New York Insurance Coverage Law Update

June 30, 2020 | Insurance Coverage

United States District Court Orders Insured To Produce Certain Pre-Litigation Documents But Not Others Deemed Work Product

99 Wall sued Allied World seeking coverage under a property policy for water losses at 99 Wall’s condominium complex. 99 Wall withheld certain documents concerning communications between 99 Wall and its consultants in connection with the adjustment of the insurance claim as work product in anticipation of litigation.  99 Wall argued that most of the documents involved strategy to prepare for the coverage litigation.  The United States District Court for the Eastern District of New York explained that the key factor in determining the applicability of the work product doctrine is whether the documents were prepared “with an eye towards” or “in anticipation of” or ‘because of the prospect of litigation.”  Applying these principles, the court held that certain documents were not protected because they were prepared in the normal course of presenting the claim to the insurer.  Another document was deemed protected work product because it reflected strategy as to settlement in lieu of litigation.  And certain documents generated after the settlement meeting but before the insurer disclaimed coverage were deemed protected while others were deemed in pursuit of a business function.  [99 Wall Dev. Inc. v. Allied World Specialty Ins. Co., 220 U.S. Dist. LEXIS 91888 (E.D.N.Y. May 26, 2020)].

District Court Awards Insurer’s Attorneys’ Fees In Prosecuting DJ Against Another Insurer Owing Duty To Defend

Houston Casualty filed a declaratory judgment against New York Marine in the United States District Court for the Eastern District of New York, seeking a declaration that New York Marine had a duty to defend Houston Casualty’s named insured as an additional insured under New York Marine’s policy. Houston Casualty prevailed and sought its attorneys’ DJ fees from New York Marine. The district court acknowledged that the “American Rule” does not permit the prevailing party to recover attorneys’ fees and that New York’s “narrow exception” limits such a recovery to where an insured prevails in a declaratory judgment action brought by the insurance company to free itself from its policy obligations.  Notwithstanding, under the “fact-ual record before it,” the district court found that Houston Casualty was entitled to the attorneys’ fees it incurred to establish the duty to defend.  The court stressed that New York Marine resisted, “from the jump,” its now-conceded duty to defend, including in its answer and counterclaim seeking a declaration that it owed no duty to defend, and that New York Marine “persistently and seemingly reflexively denied this duty” despite the documentation and the New York Marine policy which made this duty “plain.”  [Houston Cas. Co. v. Prosight Specialty Ins. Co., 2020 U.S. Dist. LEXIS 92728 (S.D.N.Y May 27, 2020)].

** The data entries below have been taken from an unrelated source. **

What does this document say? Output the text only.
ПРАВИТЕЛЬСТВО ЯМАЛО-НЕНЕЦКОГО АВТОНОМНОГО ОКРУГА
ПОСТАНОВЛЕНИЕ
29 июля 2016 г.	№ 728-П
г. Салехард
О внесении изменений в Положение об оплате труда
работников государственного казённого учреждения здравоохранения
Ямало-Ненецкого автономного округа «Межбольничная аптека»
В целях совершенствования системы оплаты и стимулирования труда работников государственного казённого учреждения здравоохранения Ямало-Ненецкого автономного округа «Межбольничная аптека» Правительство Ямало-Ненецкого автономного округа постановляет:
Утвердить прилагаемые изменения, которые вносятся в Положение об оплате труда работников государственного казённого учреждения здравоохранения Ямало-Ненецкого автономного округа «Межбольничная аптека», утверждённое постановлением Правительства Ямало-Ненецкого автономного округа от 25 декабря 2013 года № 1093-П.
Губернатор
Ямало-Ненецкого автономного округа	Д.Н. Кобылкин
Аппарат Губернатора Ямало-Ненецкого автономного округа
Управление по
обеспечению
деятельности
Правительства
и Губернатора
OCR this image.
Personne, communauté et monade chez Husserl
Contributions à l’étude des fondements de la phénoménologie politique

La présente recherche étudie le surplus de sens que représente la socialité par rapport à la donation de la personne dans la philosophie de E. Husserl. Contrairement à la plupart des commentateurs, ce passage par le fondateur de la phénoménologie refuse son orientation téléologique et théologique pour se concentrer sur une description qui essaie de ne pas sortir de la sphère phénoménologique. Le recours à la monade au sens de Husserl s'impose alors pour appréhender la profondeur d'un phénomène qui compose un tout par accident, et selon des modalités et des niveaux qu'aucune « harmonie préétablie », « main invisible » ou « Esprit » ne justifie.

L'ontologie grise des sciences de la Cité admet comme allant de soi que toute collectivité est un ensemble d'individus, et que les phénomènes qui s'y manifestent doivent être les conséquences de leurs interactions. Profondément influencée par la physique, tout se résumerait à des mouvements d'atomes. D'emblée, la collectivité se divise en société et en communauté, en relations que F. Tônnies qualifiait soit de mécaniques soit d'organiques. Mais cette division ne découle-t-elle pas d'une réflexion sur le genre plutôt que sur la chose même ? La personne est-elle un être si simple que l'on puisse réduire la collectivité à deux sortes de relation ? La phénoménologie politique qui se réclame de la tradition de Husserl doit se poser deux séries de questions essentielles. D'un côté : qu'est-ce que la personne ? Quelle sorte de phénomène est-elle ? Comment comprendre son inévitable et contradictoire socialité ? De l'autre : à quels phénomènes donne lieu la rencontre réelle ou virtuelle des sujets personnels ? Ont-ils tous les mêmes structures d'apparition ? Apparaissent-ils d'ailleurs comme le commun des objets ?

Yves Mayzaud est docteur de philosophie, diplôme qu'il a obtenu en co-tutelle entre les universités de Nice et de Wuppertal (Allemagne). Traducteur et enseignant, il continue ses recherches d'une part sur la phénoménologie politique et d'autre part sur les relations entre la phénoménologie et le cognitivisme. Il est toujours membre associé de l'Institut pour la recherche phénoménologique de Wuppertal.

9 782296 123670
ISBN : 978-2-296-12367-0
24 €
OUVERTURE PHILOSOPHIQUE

Bankruptcy Exception To Insured Versus Insured Exclusion Applies, Court Finds

Westchester Fire Insurance Co. sought a declaration that it had no coverage obligations under an excess Directors and Officers (“D & O”) liability insurance policy issued to RCS Capital Corporation (“RCS”) in connection with an underlying action filed by RCS’s creditor trust against RCAP’s directors and officers alleging they breached their fiduciary duties to the company.  In 2014, a financial scandal decimated RCS’s business, and RCS entered into a restructuring support agreement with its unsecured creditors.  The agreement provided for the creation of a creditor trust.  In turn, RCS filed for bankruptcy, and the bankruptcy court issued an order declaring that the creditor trust shall retain and “may enforce, sue on, settle, or compromise . . . all Claims, rights, Causes of Action, suits, and proceedings . . . against any Person without the approval of the Bankruptcy Court [and] the Reorganized Debtors ….” Westchester maintained that the “insured versus insured” exclusion of the D&O policy barred coverage for the underlying action because the creditor trust was a successor-in-interest to RCS (an insured) and RCS’s directors and officers were also insureds under the policy.  The insureds argued that the bankruptcy exception to the insured versus insured exclusion applied because it restored coverage for claims asserted by the “bankruptcy trustee” or “comparable authority”. The Appellate Division, First Department, held that the bankruptcy exception applied to restore coverage, reasoning that the creditor trust was an authority comparable to a “bankruptcy trustee” because the trust was created and granted authority as part of the bankruptcy reorganization proceeding and empowered by the bankruptcy court’s order of confirmation.  [Westchester Fire Ins. Co. v. Schorsch, 2020 N.Y. App. Div. LEXIS 2979 (1st Dep’t May 14, Sp. 2020)].